I should be posting about the reverse engineering project I'm working on. I have a Cidco #MailStation and want to do homebrew development for it. (See https://en.wikipedia.org/wiki/Cidco_MailStation). I've got firmware version 2.53YR loaded into Ghidra and am working on an annotated disassembly. Lots of reverse engineering has already been done by others, but I don't fully understand their documentation, hence I need to take a look at the firmware myself to understand how to make API calls into it.
Cidco MailStation - Wikipedia

The #MailStation uses a #Z80, and whatever C compiler was used to produce this firmware, let's just say it... did not... emit compact code. (Not pictured, about seven more repetitions of near-identical code.)

For reference, this assembly code comes from a larger function that finds the intersection between two boxes. In C, it'd be:

struct box {
uint16_t x0;
uint16_t y0;
uint16_t x1;
uint16_t y1;
};

void intersect(box* src1, box* src2, box* dest) {
dest->x0 = max(src1->x0, src2->x0);
dest->y0 = max(src1->y0, src2->y0);
dest->x1 = min(src1->x1, src2->x1);
dest->y1 = min(src1->y1, src2->y1);

if (dest->x0 > dest->x1 || dest->y0 > dest->y1) {
dest->x0 = dest->y0 = dest->x1 = dest->y1 = 0;
}
}

But everything is inlined, so the overall function size is 495 bytes, ouch! That's gotta hurt!

Well, beats me why the compiler loves to generate this instead of,

LD HL, 0x10
ADD HL, SP
INC (HL)

Insted, it's doing a 16-bit INC and immediately throwing out the high byte, because the underlying variable is a byte.

Sadly, this is part of the generated code for every "for" loop, so I recognize it on sight now.

#z80 #mailstation

I've heard it said the #mailstation firmware was produced by an 8080 compiler that was unaware of #z80 extensions, so I checked an #intel8080 instruction table and nope, even the 8080 could INC (HL)! So chalk up some more bytes and cycles for a less-than-brilliant compiler.
It's always a good feeling getting to rename a struct field from something like "12listfunc" to, say, "widget_type". Roughly a million of these to go. #reverseengineering

Old function signature: byte get_tab16.1_ram_etc???nogo???_verify_assoc_wozthis(byte tab16row)

New function signature: byte get_ram_page_and_flags(byte widget_num)

Maybe you can see why I'm going through and renaming all these.

Of course, I am super glad that others have reverse engineered this enough to give me any function names and entry points to start with. Let alone ones that make a certain kind of sense if you understand the naming scheme.

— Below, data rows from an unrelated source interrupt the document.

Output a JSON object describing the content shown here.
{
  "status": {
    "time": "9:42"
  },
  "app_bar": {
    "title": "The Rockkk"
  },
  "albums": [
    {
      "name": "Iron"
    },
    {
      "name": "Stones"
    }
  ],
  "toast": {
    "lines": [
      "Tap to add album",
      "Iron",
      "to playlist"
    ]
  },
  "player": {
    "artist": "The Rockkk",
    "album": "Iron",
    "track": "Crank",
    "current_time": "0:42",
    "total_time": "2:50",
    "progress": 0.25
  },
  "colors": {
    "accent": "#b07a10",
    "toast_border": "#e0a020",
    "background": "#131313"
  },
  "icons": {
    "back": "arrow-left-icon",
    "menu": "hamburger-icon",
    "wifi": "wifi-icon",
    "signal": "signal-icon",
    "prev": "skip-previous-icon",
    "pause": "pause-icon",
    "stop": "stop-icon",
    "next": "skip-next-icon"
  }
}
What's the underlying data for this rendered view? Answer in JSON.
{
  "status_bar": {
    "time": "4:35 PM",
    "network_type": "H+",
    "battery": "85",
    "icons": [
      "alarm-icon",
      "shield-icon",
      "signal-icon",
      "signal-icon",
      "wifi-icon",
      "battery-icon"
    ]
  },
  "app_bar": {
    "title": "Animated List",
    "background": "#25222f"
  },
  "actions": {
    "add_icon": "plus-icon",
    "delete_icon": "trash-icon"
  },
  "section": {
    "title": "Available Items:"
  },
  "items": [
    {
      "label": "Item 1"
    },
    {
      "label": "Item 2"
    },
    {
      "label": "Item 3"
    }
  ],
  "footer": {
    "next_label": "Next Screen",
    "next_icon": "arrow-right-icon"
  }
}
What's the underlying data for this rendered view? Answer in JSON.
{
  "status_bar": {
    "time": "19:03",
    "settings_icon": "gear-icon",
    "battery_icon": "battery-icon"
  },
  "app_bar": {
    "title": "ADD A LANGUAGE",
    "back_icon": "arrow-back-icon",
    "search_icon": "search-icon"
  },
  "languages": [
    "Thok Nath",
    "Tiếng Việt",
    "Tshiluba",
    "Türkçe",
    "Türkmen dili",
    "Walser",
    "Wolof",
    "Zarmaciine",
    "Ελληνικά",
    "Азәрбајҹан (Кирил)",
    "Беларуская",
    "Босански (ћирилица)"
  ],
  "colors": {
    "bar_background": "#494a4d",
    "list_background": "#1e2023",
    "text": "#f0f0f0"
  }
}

"tab16" was the name of a particular table with 16-byte entries. The original reversers later discovered this to be a table of widget structs, but didn't rename it. "tab16row", therefore, is widget number.

"1_ram_etc???nogo???" is the name of the first field of the widget struct and some notes about its potential purpose. I gave it the more streamlined name of "ram_page_and_flags".

"wozthis" is the name of a global variable that was later discovered to be the index of the currently running app, but again, not renamed. "verify_assoc_wozthis" is referring to logic in the function that falls back to returning the current app's rampage_and_flags field, instead of looking it up in the widget, if a placeholder widget number (-1) is specified.

So the name makes perfect sense but only if you already kinda understand what the function did  
I'm not really smart enough to intuit all this, so I have to re-rename everything with names that make sense TO ME!

Woweee, #ghidra's built-in emulator is super cool! Works great for checking that little snippets of z80 code do what you think.

box2->x0 = (box1->x1 - 30)*foo / (fbuf[0] + fbuf[1])

Sometime soon, hopefully, I will understand the significance of this value that #MailStation widget #4 has calculated.

Okay, that's hello world on the #MailStation.
Sweet jesus #MailStation that's not honey! You're eating uninitialized memory!
Okay that's more like it. (Apparently it helps if you don't goof up and push a function's stack parameters in reverse order.)